2.5 - Cell Division


Uploaded by luizgmello on 15.10.2012

Transcript:
Hey guys and welcome to topic 2.5, Cell Division. The best way to take in the stages of the
cell cycle is visually. There are great diagrams on Campbell page 232-233. It’s probably
best to watch this video with these diagrams at hand. If you don’t have access to a Campbell
textbook right now, you can find images related to this next to the link to this video on
our course page. -
Interphase is split into 3 stages: G1, where the cell grows in size and matures, S, where
the cell doubles its genetic material and G2, where the cell continues to grow until
it eventually splits into two. Most cells that are not dividing are active but ‘parked’
at the G1 stage. The cycle immediately after G2 is called Mitosis.
This is the actual process of cell division. It contains 4 distinct phases, with some textbooks
distinguishing cytokinesis as a 5th separate stage, rather than a part of telophase.
Interphase and Mitosis together make up the cell cycle. The prophase is the early stage
of mitosis, when the nuclear envelope breaks apart and the centrioles move towards opposite
poles. The mitotic spindle begins to elongate towards the chromosomes.
If you’re following this up with the Campbell diagram, you’ll notice that there’s a
stage there called Prometaphase. The IB actually considers the events of that stage as part
of prophase, so we need to know what happens there, but put it under Prophase.
Metaphase is distinguished visually by the alignment of the chromosomes in the cell equator.
The mitotic spindle produced by the centrioles reaches the centromere of each chromosome.
In Anaphase, the cleavage furrow (possibly the most beautiful word in all of Biology)
begins to form. It basically means the border of the cell is beginning to narrow down the
middle, where the cell will eventually split in half. The chromosome is taken part into
two chromatids and each one is pulled towards one pole of the cell.
In Telophase, the nuclear envelope that was taken apart in prophase begins to reform,
but this time around two separate nuclei in either pole of the cell. The cleavage furrow
is nearly splitting the cell into two separate daughter cells and the mitotic spindle is
being disassembled. Cytokinesis, sometimes included as the last
part of Telophase, is the exact moment where the cleavage furrow snaps the two daughter
cells apart and is by far the shortest of all the stages of mitosis.

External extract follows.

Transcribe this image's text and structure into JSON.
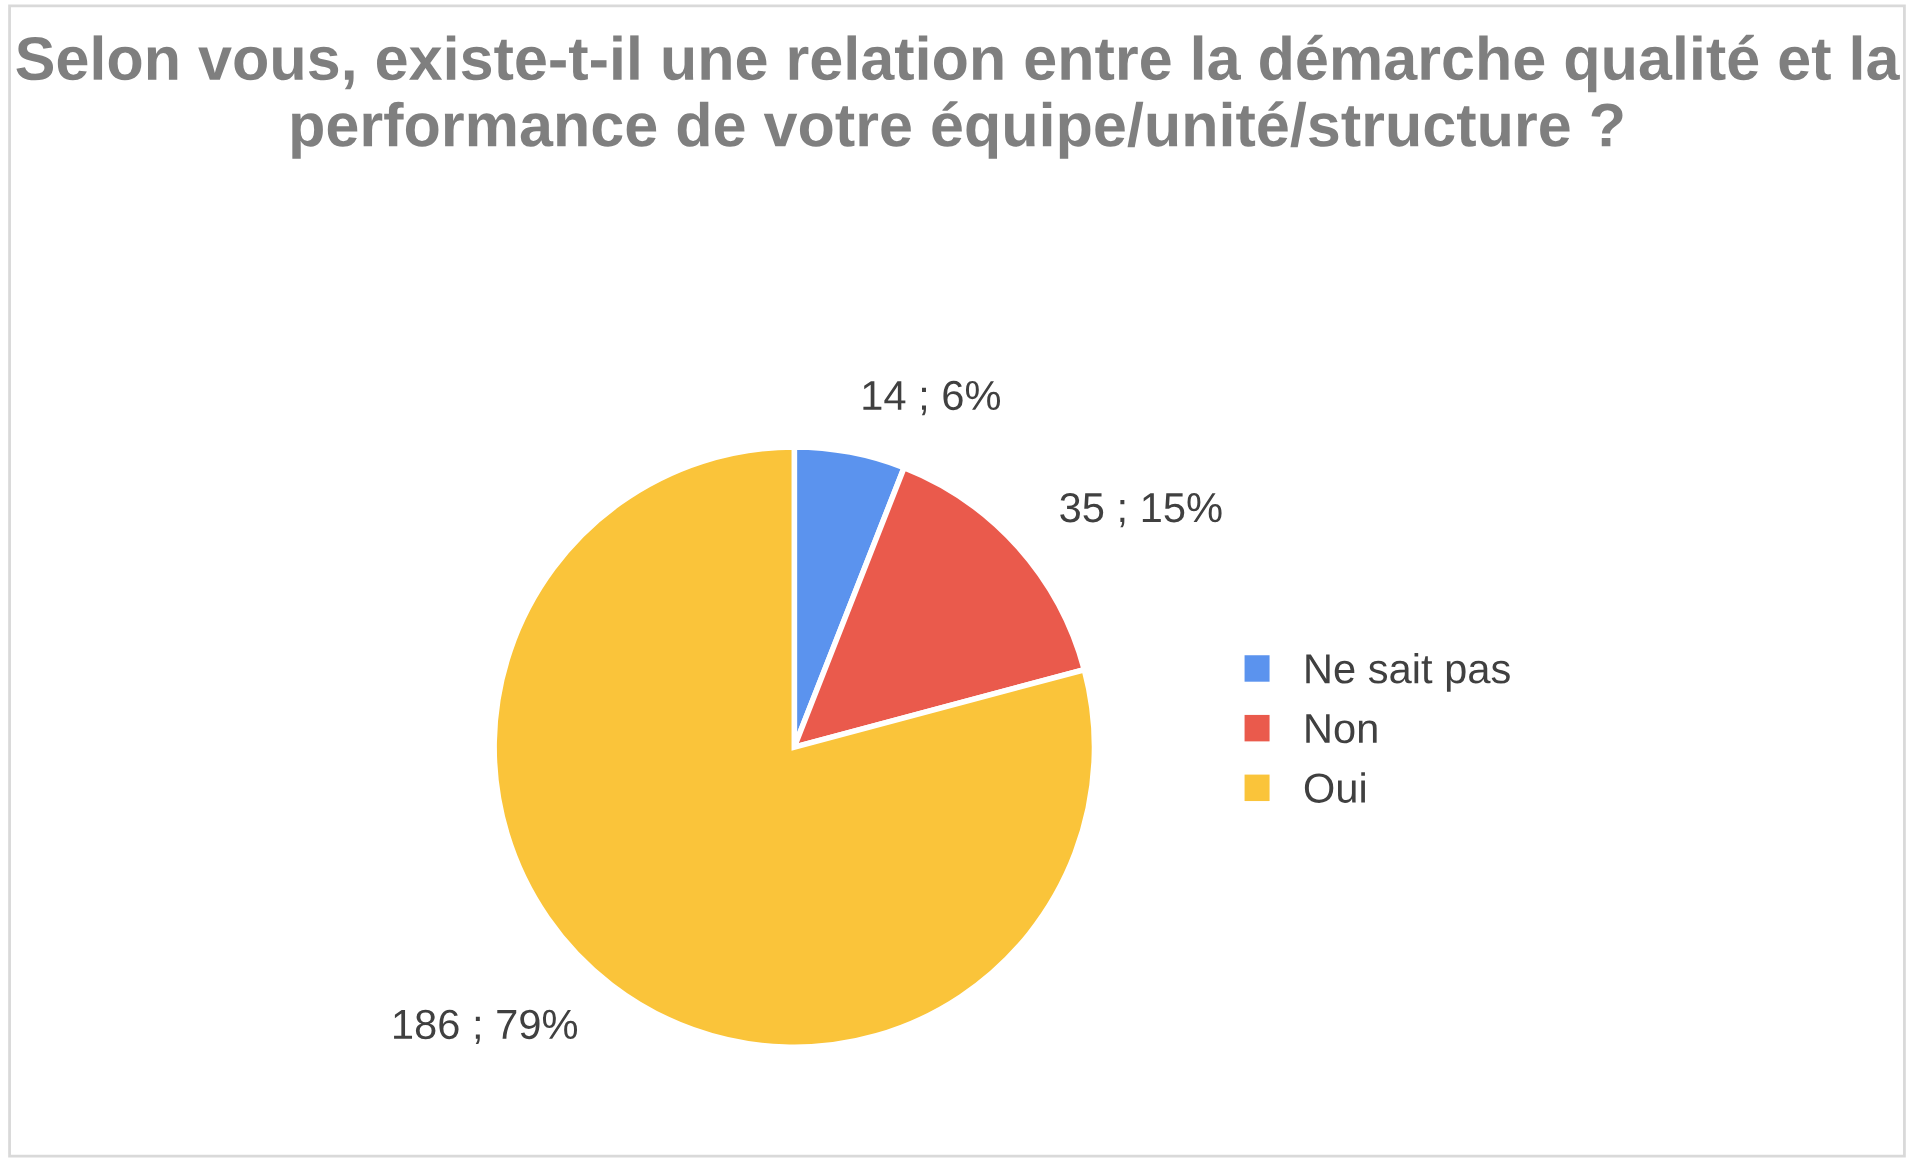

- Cancerous cells are directly linked to the
cell cycle. Cancers and tumours are the rapid, indefinite multiplication of cells in a particular
tissue. Healthy cells will spend a genetically-determined about of time in interphase. In cancerous
cells, the mechanisms that regulate the cell cycle become faulty, dictating shorter or
absent periods of interphase. The continuous divisions generate masses of cells called
tumors, which can cause damage to nearby organs or spread to other parts of the body, known
in medicine as metastasis. -
Often times students get the impression that a cell is either dividing (mitosis) or doing
nothing (interphase). That’s absolutely not true! During interphase, the DNA is actively
being read and several parts of it are uncompacted. The reading of DNA means proteins are being
produced. The parts of the DNA not being used are coiled. The chromosomes you see in the
diagrams of mitosis only appear during mitosis because they are super-coiled – extremely
compacted. Mitochondria and chloroplast, both of which
have their own DNA, also divide during interphase as needed by the cell and determined by the
cell function. The replication of DNA, one of life’s most
amazing processes, happens during the S stage of interphase. From all of these, it should
be pretty obvious that the cell is as busy as ever!

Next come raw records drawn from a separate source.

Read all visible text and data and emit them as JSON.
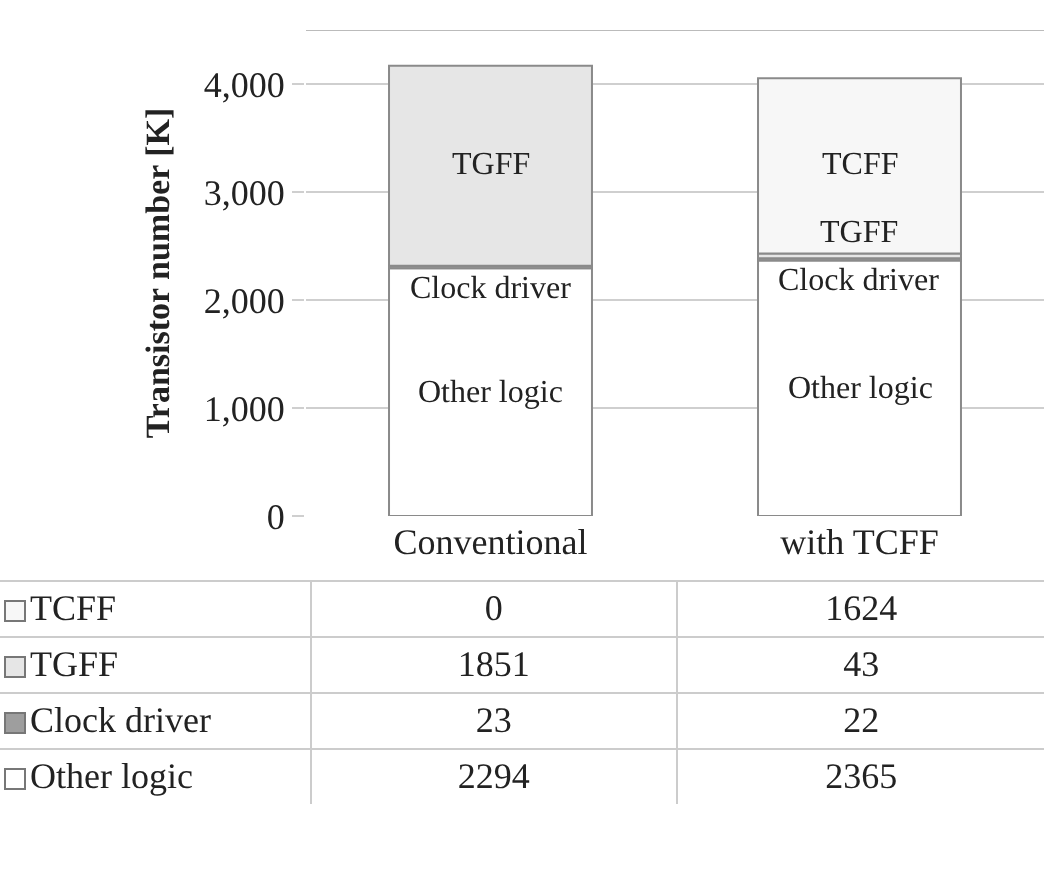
{
  "chart_data": {
    "type": "bar",
    "stacked": true,
    "ylabel": "Transistor number [K]",
    "categories": [
      "Conventional",
      "with TCFF"
    ],
    "series": [
      {
        "name": "Other logic",
        "color": "#ffffff",
        "values": [
          2294,
          2365
        ]
      },
      {
        "name": "Clock driver",
        "color": "#9e9e9e",
        "values": [
          23,
          22
        ]
      },
      {
        "name": "TGFF",
        "color": "#e6e6e6",
        "values": [
          1851,
          43
        ]
      },
      {
        "name": "TCFF",
        "color": "#f7f7f7",
        "values": [
          0,
          1624
        ]
      }
    ],
    "ylim": [
      0,
      4500
    ],
    "yticks": [
      {
        "value": 0,
        "label": "0"
      },
      {
        "value": 1000,
        "label": "1,000"
      },
      {
        "value": 2000,
        "label": "2,000"
      },
      {
        "value": 3000,
        "label": "3,000"
      },
      {
        "value": 4000,
        "label": "4,000"
      }
    ],
    "grid": "y",
    "data_labels": true,
    "legend": "bottom left"
  }
}
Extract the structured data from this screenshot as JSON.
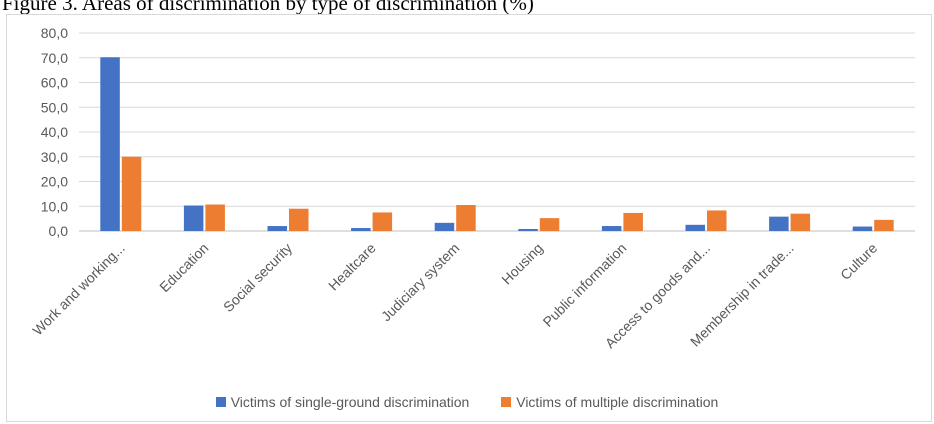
{
  "caption": "Figure 3. Areas of discrimination by type of discrimination (%)",
  "chart_data": {
    "type": "bar",
    "title": "",
    "xlabel": "",
    "ylabel": "",
    "ylim": [
      0,
      80
    ],
    "yticks": [
      "0,0",
      "10,0",
      "20,0",
      "30,0",
      "40,0",
      "50,0",
      "60,0",
      "70,0",
      "80,0"
    ],
    "categories": [
      "Work and working...",
      "Education",
      "Social security",
      "Healtcare",
      "Judiciary system",
      "Housing",
      "Public information",
      "Access to goods and...",
      "Membership in trade...",
      "Culture"
    ],
    "series": [
      {
        "name": "Victims of single-ground discrimination",
        "color": "#4472c4",
        "values": [
          70.2,
          10.3,
          2.0,
          1.2,
          3.3,
          0.8,
          2.0,
          2.5,
          5.8,
          1.8
        ]
      },
      {
        "name": "Victims of multiple discrimination",
        "color": "#ed7d31",
        "values": [
          30.0,
          10.7,
          9.0,
          7.5,
          10.5,
          5.2,
          7.3,
          8.3,
          7.0,
          4.5
        ]
      }
    ],
    "grid": true,
    "legend_position": "bottom"
  }
}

- The events of mitosis include the supercoiling
of DNA into chromosomes in prophase, followed by the attachment of the mitotic spindle in
the centromere of the chromosomes in metaphase. In Anaphase, sister chromatids will be taken
apart to opposite ends of the cell and a new nucleus will form around each group of chromatids
during telophase. Cytokinesis takes place when the cleavage furrow permanently separate
the cytoplasm into two daughter cells. (differentiate between a chromatid, sister
chromatids, chromosomes and homologous chromosomes) -
Because the DNA is replicated (copied) during the S-phase of interphase, the two daughter
cells the are the result of the process of mitosis will carry identical genetic material.
- Mitosis serves multiple functions in the body.

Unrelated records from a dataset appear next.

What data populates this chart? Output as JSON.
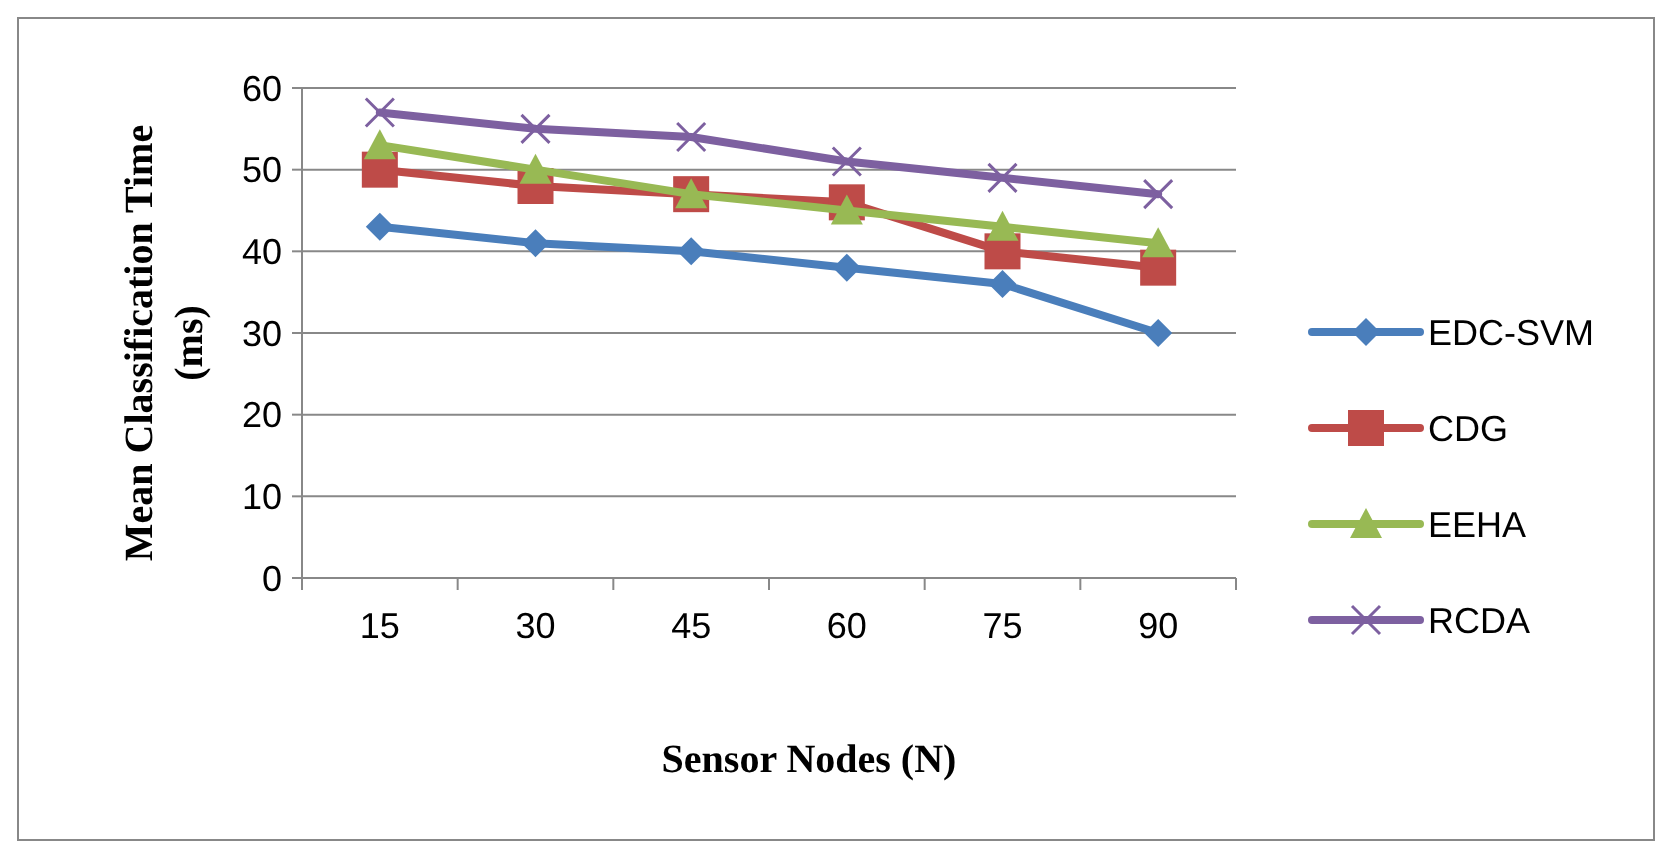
{
  "chart_data": {
    "type": "line",
    "xlabel": "Sensor Nodes (N)",
    "ylabel": "Mean Classification Time (ms)",
    "categories": [
      "15",
      "30",
      "45",
      "60",
      "75",
      "90"
    ],
    "series": [
      {
        "name": "EDC-SVM",
        "color": "#4a7ebb",
        "marker": "diamond",
        "values": [
          43,
          41,
          40,
          38,
          36,
          30
        ]
      },
      {
        "name": "CDG",
        "color": "#be4b48",
        "marker": "square",
        "values": [
          50,
          48,
          47,
          46,
          40,
          38
        ]
      },
      {
        "name": "EEHA",
        "color": "#98b954",
        "marker": "triangle",
        "values": [
          53,
          50,
          47,
          45,
          43,
          41
        ]
      },
      {
        "name": "RCDA",
        "color": "#7d60a0",
        "marker": "cross",
        "values": [
          57,
          55,
          54,
          51,
          49,
          47
        ]
      }
    ],
    "ylim": [
      0,
      60
    ],
    "yticks": [
      0,
      10,
      20,
      30,
      40,
      50,
      60
    ],
    "grid": "y",
    "legend": "right",
    "line_style": "solid"
  }
}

Firstly, it’s how multicellular organisms grow in size. Have you ever stopped to consider
that you were once an embryo made of a single cell? How did you arrive at your current 50
trillion cells? One mitotic cycle at a time! One became two, two became four, four became
eight, and so on! So mitosis helps adult organisms grow, as
well as during embryonic development. As the embryo develops, however, not only do the
number of cells increase, they also begin to specialize into functions in separate tissues,
which you saw in topic 2.1 is called ‘cell differentiation’.
Mitosis is also responsible for tissue repair. A good example is the multiplication of muscle
cells to repair the muscle in an injured athlete. Some organisms are also able to reproduce
asexually, in a process called budding. These are natural clones acquired through mitosis.
Sea stars, anemonae, sponges and hydra are example of animals that reproduce this way.